冬桃ブログ

日常雑記です。

CT写真を抱えて猛ダッシュ

2017年09月26日 | 雑記
 8月、9月は病院通い、仕事、イベントと
きついスケジュールだった。
 人前ではにこにこ、一人になると溜息の日々。
 まだ継続中ではあるが、先だっての日曜日、
義妹にピックアップしてもらい、
母の初盆だったというのに、いまごろようやく墓参り。



「血圧は高いし、左腕の不気味な痛みは
内科、外科、整体と通っても治らないし……」
 と、道々、泣き言を言うと、
「その左腕の痛み、心配です。ヒロシの時とそっくり」
 顔を曇らせて義妹が言うではないか。

 ヒロシというのは昨年、亡くなった私の弟。
 左腕が痛くて、整形外科や整体に通ったのに
まったく良くならず、二ヶ月くらいたった後、
病院でCTを撮り、肺ガンが判明したのだという。

 翌日、ポーラのクリニックに駆け込んだ。
 死ぬのはかまわない。この歳まで生きたのだから。
 けど、死に至るまでの苦しみが怖い。

 降圧剤を服みはじめたというのに、血圧は逆に上がっている。
 肩こり、首の痛みはごく若い頃からお馴染みなのに、
この腕の痛みは未体験のものだ。
 整体で電気治療までしたのに、いっこう、改善されないし。

 「血圧を二週間測ってから来るようにと言われましたが
どうにもたまらず来ちゃいました。先生の携帯に
ショートメールを入れましたよね、明日、行きますって。
 見たとか、わかったとか、ひとことくらい返事をくれても……」
「来てないよ、ショートメールなんて」
「入れましたよ。

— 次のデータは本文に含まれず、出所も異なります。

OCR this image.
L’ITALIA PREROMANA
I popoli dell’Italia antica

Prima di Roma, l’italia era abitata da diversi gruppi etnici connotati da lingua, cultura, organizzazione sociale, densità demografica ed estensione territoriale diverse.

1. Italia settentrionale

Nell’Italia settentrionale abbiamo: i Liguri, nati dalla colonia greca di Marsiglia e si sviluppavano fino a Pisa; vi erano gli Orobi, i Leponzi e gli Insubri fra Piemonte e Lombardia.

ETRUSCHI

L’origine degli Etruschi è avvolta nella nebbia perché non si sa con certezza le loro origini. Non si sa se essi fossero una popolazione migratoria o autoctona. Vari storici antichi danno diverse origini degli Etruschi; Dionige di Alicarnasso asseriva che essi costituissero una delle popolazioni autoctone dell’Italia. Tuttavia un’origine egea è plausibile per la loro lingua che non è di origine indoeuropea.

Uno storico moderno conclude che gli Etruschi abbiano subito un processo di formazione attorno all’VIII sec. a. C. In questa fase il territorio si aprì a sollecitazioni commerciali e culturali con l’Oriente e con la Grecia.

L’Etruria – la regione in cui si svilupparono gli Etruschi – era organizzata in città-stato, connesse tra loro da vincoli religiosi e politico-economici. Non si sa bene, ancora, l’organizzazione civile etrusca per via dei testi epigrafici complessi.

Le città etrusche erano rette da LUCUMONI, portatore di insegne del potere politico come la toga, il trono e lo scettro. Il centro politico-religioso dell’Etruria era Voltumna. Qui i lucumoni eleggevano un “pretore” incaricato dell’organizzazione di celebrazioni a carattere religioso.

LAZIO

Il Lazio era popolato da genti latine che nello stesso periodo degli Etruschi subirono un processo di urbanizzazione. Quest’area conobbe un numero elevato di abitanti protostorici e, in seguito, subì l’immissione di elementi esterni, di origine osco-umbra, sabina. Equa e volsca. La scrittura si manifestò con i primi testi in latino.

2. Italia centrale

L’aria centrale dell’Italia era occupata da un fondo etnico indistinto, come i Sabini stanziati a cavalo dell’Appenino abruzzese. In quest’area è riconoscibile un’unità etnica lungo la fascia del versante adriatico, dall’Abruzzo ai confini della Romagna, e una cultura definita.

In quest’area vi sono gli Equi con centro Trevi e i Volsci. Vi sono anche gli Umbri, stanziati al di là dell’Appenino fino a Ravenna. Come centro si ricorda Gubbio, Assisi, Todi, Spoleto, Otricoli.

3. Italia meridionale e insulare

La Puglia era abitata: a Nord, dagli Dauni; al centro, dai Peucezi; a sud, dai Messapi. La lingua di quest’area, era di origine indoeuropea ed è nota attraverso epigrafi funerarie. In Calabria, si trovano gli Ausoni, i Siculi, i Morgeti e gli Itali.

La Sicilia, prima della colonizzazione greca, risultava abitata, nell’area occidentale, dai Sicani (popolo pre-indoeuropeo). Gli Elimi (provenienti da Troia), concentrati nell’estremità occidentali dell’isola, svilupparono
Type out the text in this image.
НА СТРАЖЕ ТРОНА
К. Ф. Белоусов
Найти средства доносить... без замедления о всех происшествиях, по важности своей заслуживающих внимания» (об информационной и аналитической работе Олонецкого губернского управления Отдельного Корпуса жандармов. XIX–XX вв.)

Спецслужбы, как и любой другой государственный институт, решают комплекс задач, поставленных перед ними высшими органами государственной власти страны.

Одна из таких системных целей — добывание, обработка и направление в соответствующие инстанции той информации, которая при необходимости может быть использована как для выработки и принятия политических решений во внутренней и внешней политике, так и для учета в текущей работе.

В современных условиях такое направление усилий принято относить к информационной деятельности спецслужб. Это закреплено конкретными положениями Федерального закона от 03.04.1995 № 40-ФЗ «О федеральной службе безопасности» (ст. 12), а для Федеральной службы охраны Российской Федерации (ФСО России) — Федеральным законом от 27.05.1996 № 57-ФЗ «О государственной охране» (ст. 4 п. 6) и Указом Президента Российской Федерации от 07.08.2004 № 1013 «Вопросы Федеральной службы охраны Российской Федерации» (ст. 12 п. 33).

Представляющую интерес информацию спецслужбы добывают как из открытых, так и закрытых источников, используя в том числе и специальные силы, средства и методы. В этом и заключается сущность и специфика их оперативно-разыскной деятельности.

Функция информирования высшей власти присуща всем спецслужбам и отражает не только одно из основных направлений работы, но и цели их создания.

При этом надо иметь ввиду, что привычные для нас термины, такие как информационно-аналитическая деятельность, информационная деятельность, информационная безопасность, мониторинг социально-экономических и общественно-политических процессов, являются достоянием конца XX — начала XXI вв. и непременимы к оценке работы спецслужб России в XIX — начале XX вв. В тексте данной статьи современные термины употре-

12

前にも二、三度送ってます。
やっぱり返事はなかったけど」
「来てないよ、ほんとだから! 証拠見せるよ!」
 ほら、ほら、ほら! と声を荒げ、携帯を突きつけるドクターY。
 なぜか届いていなかったようだ。

 あ~あ、医者をキレさせちゃった。
 でも、こっちだってストレスで心折れまくりなんだから。

 とりあえず、気を落ち着かせ、
「痛みの原因がわからないから、心臓か、
それともガンかと不安になるんです」
「じゃあ、CTやってみる?」

 というわけで、クリニックに近い総合病院で
その日のうちにCTを撮ってもらえることになった。
 写真が出来上がり、会計を済ませると、
クリニックの受付が終わる数分前。
 なにがなんでも、今日のうちにこの写真を
ドクターYに見てもらわねば!

 抱えきれないほど大きくて重い写真の袋を持ち、
古希にして体調不良の私が猛ダッシュ。
 滑り込みセーフで間に合った。

 受付に写真を渡し、汗を拭きながら待つことしばし。
 いや、私には長い時間に思えたが、やっと診察室に呼ばれた。

「これがねえ」
 ドクターYが、おもむろに写真の肺を指差す。
 黒い点が数個あるという。
「結核をやった痕跡」
「え? いつですか? 冬は毎年、一ヶ月くらい寝込むけど」
「いや、子供の頃。自然治癒したんだろうね、よくあるんだよ」

 あの過酷な子供時代にそんなことがあったとは!
 なんだかんだ言いながら、運が強かったのかも。

「それからこっち。ホニャララが一部、石化してる」
 ホニャララがなんだったか忘れた。
 それはよくある老化現象で、肺における問題点はその二つ。
 まあ、心配するほどのことではない、ということだったので。

 ただし、CTは専門家でないと正確には読み取れないそうだ。
 「首に関しては、写真を見ても僕にはわからない。
専門家の報告を待たないと」
 一週間くらいでクリニックに報告書が来るという。

 しかし、とりあえず肺は大丈夫らしいと知って
血圧がとたんに下がった。(とはいえ正常値より高いが)
 さて、骨のCT写真がなにを語るか。
 スリリングな日々はまだ終わらない。